# Fuzzy white stuff on DW! HELP!!



## bamboo (Apr 28, 2010)

What is this fuzzy white stuff on my driftwood? Everytime i scrub it clean, it comes back. It seems like it's on all of the driftwoods. AAHHHHHHHhhhhhh!!!
Doesn't look like BBA.
How do I kill it and any idea why it grew on the driftwood?
Thanks!


----------



## fisherman (Apr 22, 2010)

the nerite snails havnt touched it?? maybe try placing the snails over the mold if u can.. even if the nerites did eat it they would probably get pretty full fast lol.. thats alot of mold or whatever it is..


----------



## er201 (Apr 21, 2010)

Thats just your driftwood decaying I think, I used to get them and whenever I took the DW out of the water it dries out and turns out to be mold.


----------



## CRS Fan (Apr 21, 2010)

It is a mould type growth that grows on excess carbohydrates that leach from DW. BNP's and Ottos will eat it, or you can keep scrubbing it off until the nutrient source depletes itself and the growth stops.

Best Regards,

Stuart


----------



## arash53 (Aug 13, 2011)

+1 ^ , I had some of these on my wood, but when I bought otos they eat all of them in day one.


----------



## bamboo (Apr 28, 2010)

fisherman said:


> the nerite snails havnt touched it?? maybe try placing the snails over the mold if u can.. even if the nerites did eat it they would probably get pretty full fast lol.. thats alot of mold or whatever it is..


When I got the nerites, I placed all 3 onto the fluff but they went into hiding right away.


----------



## bamboo (Apr 28, 2010)

er201, Stuart, arash53
Thanks for the input!
I have 2 long fin albino BNP and 2 albino BNP in there.
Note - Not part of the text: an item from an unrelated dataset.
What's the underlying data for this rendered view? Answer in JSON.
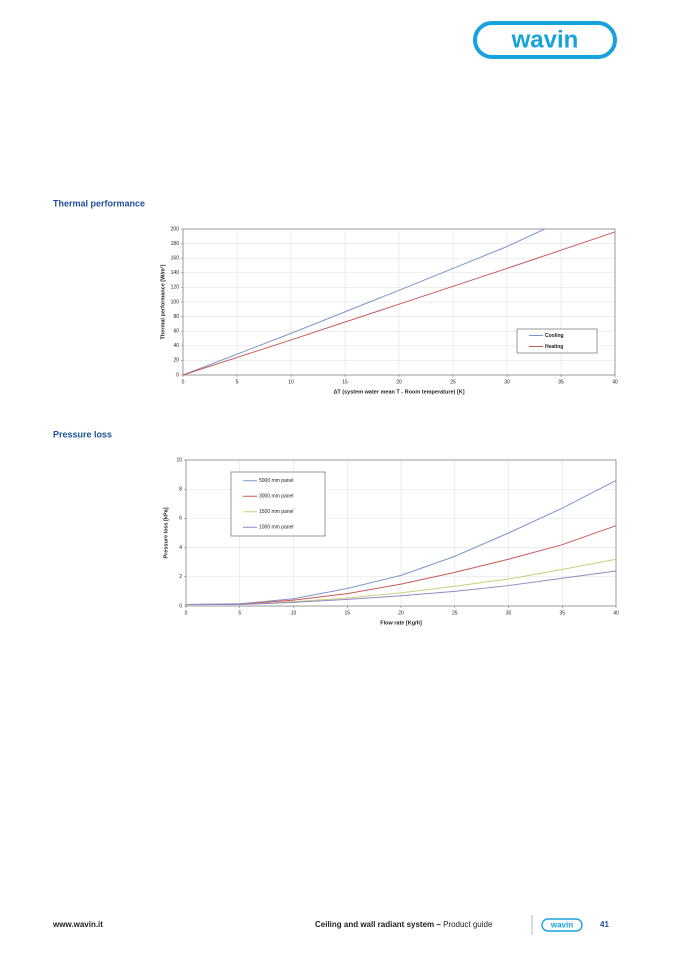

Will put another 2 BNP and see if they will conquer the mould. If not then I will get a bunch of ottos. 
Thanks again everyone for your knowledge.


----------



## er201 (Apr 21, 2010)

If it doesn't work just wipe it off, or boil the driftwood. Mine stopped after a boil and few days of wiping it off


----------



## mitchb (Apr 27, 2011)

Great to know I am not the only one. i get that on new driftwood, have taken it out and scrubbed it down the past 4 wc's and still comes back.


----------



## er201 (Apr 21, 2010)

mitchb said:


> Great to know I am not the only one. i get that on new driftwood, have taken it out and scrubbed it down the past 4 wc's and still comes back.


Have you tried boiling it?


----------



## mitchb (Apr 27, 2011)

No I haven't The pieces are really long and awkward shaped that don't really fit into pots.

I was debating using one of my fish transferring bins and just filling it with boiling water to let it soak. It is really a nasty site on my usually clean dw.


----------



## er201 (Apr 21, 2010)

mitchb said:


> No I haven't The pieces are really long and awkward shaped that don't really fit into pots.
> 
> I was debating using one of my fish transferring bins and just filling it with boiling water to let it soak. It is really a nasty site on my usually clean dw.


That works too, give it a try


----------



## bamboo (Apr 28, 2010)

I've scrubbed it all down now. Let's see if it comes back.


----------